« Je souris ». La guerre d’indépendance de Boualem Khalfa (1923-2017)

Boualem Khalfa s’est éteint le 6 juillet 2017 à Paris, à l’âge de 94 ans. Passé du nationalisme au communisme au sortir de la Seconde Guerre mondiale, l’enfant de Lakhdaria, devenu instituteur et journaliste à Alger Républicain, fut membre des directions du Parti communiste algérien (PCA) et du Parti de l’avant-garde socialiste (PAGS). Des articles ont dit et rediront son parcours, marqué par plus de 10 années de clandestinité sur le sol de l’Algérie colonisée et indépendante. Ici, des documents d’archives policières et judiciaires et un entretien mené avec lui en 2009 permettront de dessiner trois « scènes » de sa guerre d’indépendance.

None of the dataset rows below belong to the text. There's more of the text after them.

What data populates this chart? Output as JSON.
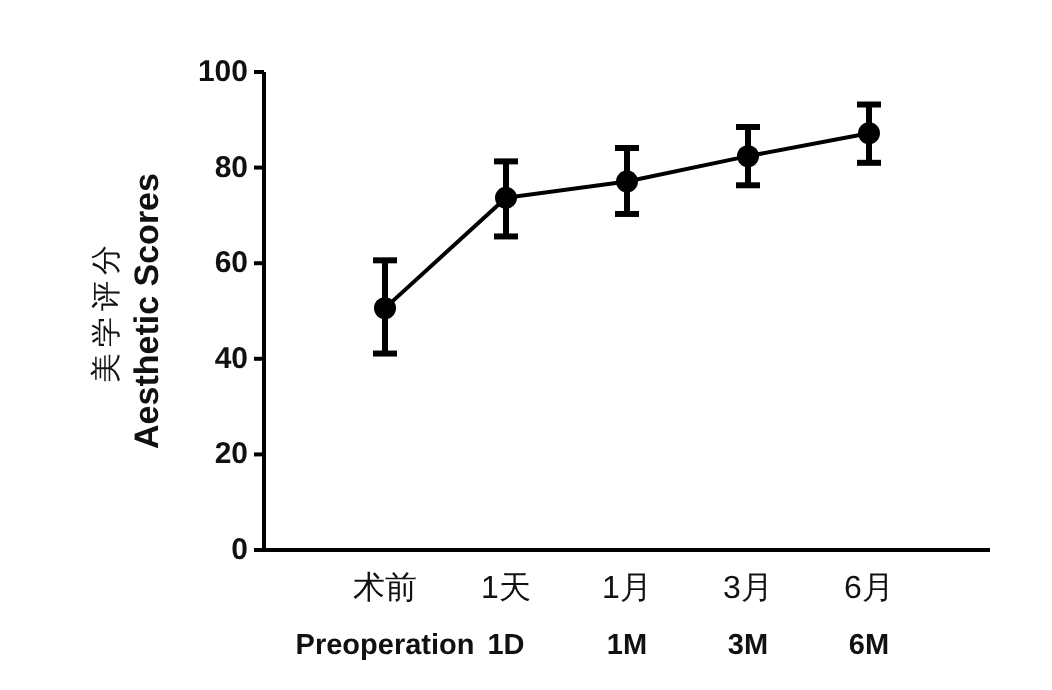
{
  "chart_data": {
    "type": "line",
    "ylabel": "美学评分\nAesthetic Scores",
    "categories": [
      "术前\nPreoperation",
      "1天\n1D",
      "1月\n1M",
      "3月\n3M",
      "6月\n6M"
    ],
    "series": [
      {
        "color": "#000000",
        "values": [
          50.6,
          73.7,
          77.1,
          82.4,
          87.2
        ],
        "errors": [
          [
            41.1,
            60.6
          ],
          [
            65.6,
            81.3
          ],
          [
            70.3,
            84.1
          ],
          [
            76.3,
            88.5
          ],
          [
            81.0,
            93.2
          ]
        ]
      }
    ],
    "ylim": [
      0,
      100
    ],
    "yticks": [
      0,
      20,
      40,
      60,
      80,
      100
    ],
    "marker": "circle",
    "line_style": "solid",
    "grid": false
  }
}
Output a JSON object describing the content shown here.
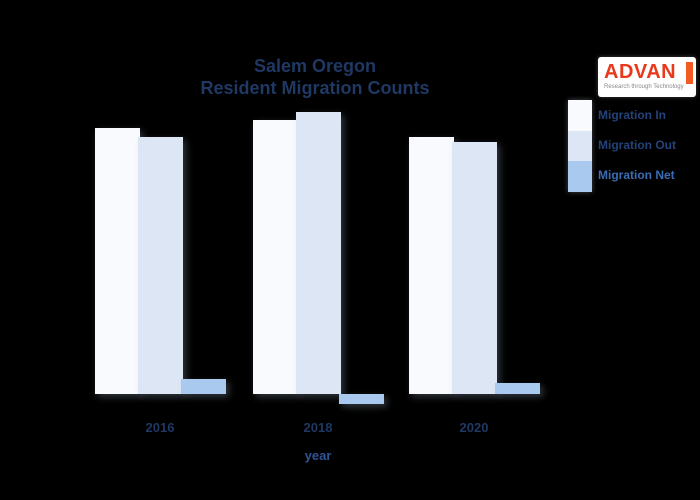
{
  "background_color": "#000000",
  "title": {
    "line1": "Salem Oregon",
    "line2": "Resident Migration Counts",
    "color": "#1f3864"
  },
  "logo": {
    "name": "ADVAN",
    "tagline": "Research through Technology",
    "name_color": "#e8391d",
    "accent_color": "#f25c22",
    "background": "#ffffff"
  },
  "legend": {
    "position": "right",
    "items": [
      {
        "label": "Migration In",
        "color": "#f9fafe",
        "label_color": "#24427a"
      },
      {
        "label": "Migration Out",
        "color": "#dce6f5",
        "label_color": "#24427a"
      },
      {
        "label": "Migration Net",
        "color": "#a9c9ee",
        "label_color": "#3b6cb4"
      }
    ]
  },
  "x_axis": {
    "label": "year",
    "tick_color": "#1f3864"
  },
  "chart_data": {
    "type": "bar",
    "title": "Salem Oregon Resident Migration Counts",
    "xlabel": "year",
    "ylabel": "",
    "categories": [
      "2016",
      "2018",
      "2020"
    ],
    "series": [
      {
        "name": "Migration In",
        "color": "#f9fafe",
        "values": [
          26600,
          27400,
          25700
        ]
      },
      {
        "name": "Migration Out",
        "color": "#dce6f5",
        "values": [
          25700,
          28200,
          25200
        ]
      },
      {
        "name": "Migration Net",
        "color": "#a9c9ee",
        "values": [
          1500,
          -1000,
          1100
        ]
      }
    ],
    "ylim": [
      -2000,
      30000
    ],
    "grid": false,
    "legend_position": "right",
    "y_axis_shown": false
  }
}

Alger, 1er mai 1963. Défilé de l’équipe d’« Alger Républicain ». Boualem Khalfa est à l'arrière plan, second en partant de la droite.
Alger, 1er mai 1963. Défilé de l’équipe d’« Alger Républicain ». Boualem Khalfa est à l’arrière plan, second en partant de la droite.

1/ Blida, 10 novembre 1954. Une cinquantaine de militants communistes de la ville se réunissent en privé afin de discuter des événements survenus le 1er novembre. Un rapport des Renseignements généraux rédigé le lendemain rend compte des discussions. Boualem Khalfa, venu d’Alger représenter la direction du PCA, y aurait approuvé les actions armées du 1er novembre et aurait ajouté que le PCA devait prendre une « part active » au mouvement afin de « détruire le colonialisme français ». Georges Counillon, interne de Frantz Fanon à l’hôpital psychiatrique de Blida, lui aurait demandé s’il était vrai que des membres du PCA avaient rejoint les maquis des Aurès, ce à quoi Boualem Khalfa aurait répondu que cela était probable, et que le PCA ne tarderait pas à s’engager en tant que tel dans « l’action directe ».

Ces propos contrastent avec le récit historique dominant construit par le FLN et des historiens français et algériens sur les « retards » du PCA, voire sur l’opposition initiale du parti à la lutte armée et/ou aux militants communistes ayant rejoint le maquis. S’il n’est pas possible d’authentifier ces paroles, un tel soutien verbal à l’insurrection se manifeste au même moment dans des déclarations publiques du PCA, comme celle de la section Centre d’Oran du 6 novembre et celle du Comité central du 14 novembre. Surtout, la volonté de participer à l’insurrection se concrétise quelques mois plus tard pour plusieurs militants présents lors de cette réunion du 10 novembre : des militants de Blida, parmi lesquels Ali Longo, Abdelkader Babou, Odet Voirin et Célestin Moreno constituent un réseau paramilitaire communiste des Combattants de la libération courant 1955, tandis que Georges Counillon rejoint fin 1955 un maquis des Aurès – où il tombera victime de purges. Quant à Boualem Khalfa, qui continue à écrire dans Alger Républicain et Liberté jusqu’à l’interdiction du PCA et de ces journaux en septembre 1955, il gagne Oran afin d’y organiser le réseau paramilitaire des Combattants de la libération.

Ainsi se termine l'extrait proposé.